2016CCPC东北赛补题
A - Minimum’s Revenge HDU - 5922
There is a graph of n vertices which are indexed from 1 to n. For any pair of different vertices, the weight of the edge between them is the least common multiple of their indexes.
Mr. Frog is wondering about the total weight of the minimum spanning tree. Can you help him?
Input
The first line contains only one integer T (T≤100), which indicates the number of test cases.
For each test case, the first line contains only one integer n (2≤n≤109), indicating the number of vertices.
Output
For each test case, output one line "Case #x:y",where x is the case number (starting from 1) and y is the total weight of the minimum spanning tree.
Sample Input
2
2
3
Sample Output
Case #1: 2
Case #2: 5
题意
给你一棵树,有n个节点,编号从1~n,每两个节点之间都有一条边权值为两个节点编号的最小公倍数。问最小生成树的权值和为多少?
分析
所有都和1相连 形成一个花QAQ...
坑
用long long;
#include <bits/stdc++.h>
using namespace std;
int main()
{
int T;
long long n;
int cas = 1;
cin>>T;
while(T--)
{
cin>>n;
printf("Case #%d: %lld\n",cas++,(n+2)*(n-1)/2);
}
return 0;
}
C - Mr. Frog’s Problem
One day, you, a clever boy, feel bored in your math class, and then fall asleep without your control. In your dream, you meet Mr.
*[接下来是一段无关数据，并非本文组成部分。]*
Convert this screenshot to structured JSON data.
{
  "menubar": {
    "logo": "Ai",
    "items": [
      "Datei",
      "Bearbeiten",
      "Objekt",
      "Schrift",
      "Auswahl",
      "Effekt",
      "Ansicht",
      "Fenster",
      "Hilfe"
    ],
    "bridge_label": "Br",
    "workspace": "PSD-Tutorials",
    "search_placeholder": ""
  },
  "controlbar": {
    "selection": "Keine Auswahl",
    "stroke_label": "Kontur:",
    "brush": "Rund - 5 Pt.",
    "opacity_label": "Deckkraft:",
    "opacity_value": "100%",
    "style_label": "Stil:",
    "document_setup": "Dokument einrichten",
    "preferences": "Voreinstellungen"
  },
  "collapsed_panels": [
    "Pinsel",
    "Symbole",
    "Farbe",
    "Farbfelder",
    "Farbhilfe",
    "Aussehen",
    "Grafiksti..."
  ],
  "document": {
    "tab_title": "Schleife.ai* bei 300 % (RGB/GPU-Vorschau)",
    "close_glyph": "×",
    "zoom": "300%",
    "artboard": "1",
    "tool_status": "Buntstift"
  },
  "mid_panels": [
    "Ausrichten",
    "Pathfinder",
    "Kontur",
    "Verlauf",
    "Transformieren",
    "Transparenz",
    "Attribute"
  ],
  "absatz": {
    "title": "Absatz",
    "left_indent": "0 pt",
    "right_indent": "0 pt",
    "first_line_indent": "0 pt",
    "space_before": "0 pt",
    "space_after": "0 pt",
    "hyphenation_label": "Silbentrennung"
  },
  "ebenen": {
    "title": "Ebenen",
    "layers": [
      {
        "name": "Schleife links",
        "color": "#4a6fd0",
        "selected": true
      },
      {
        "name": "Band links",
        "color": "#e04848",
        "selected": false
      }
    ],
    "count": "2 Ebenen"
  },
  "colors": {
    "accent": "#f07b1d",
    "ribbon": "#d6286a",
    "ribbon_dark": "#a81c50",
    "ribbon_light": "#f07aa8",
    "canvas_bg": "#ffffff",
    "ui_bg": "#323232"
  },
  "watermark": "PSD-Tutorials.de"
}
Frog, an elder man. He has a problem for you.
He gives you two positive integers A and B, and your task is to find all pairs of integers (C, D), such that A≤C≤B,A≤D≤B and A/B+B/A≤C/D+D/C
Input
first line contains only one integer T (T≤125), which indicates the number of test cases. Each test case contains two integers A and B (1≤A≤B≤1018).
Output
For each test case, first output one line "Case #x:", where x is the case number (starting from 1).
Then in a new line, print an integer s indicating the number of pairs you find.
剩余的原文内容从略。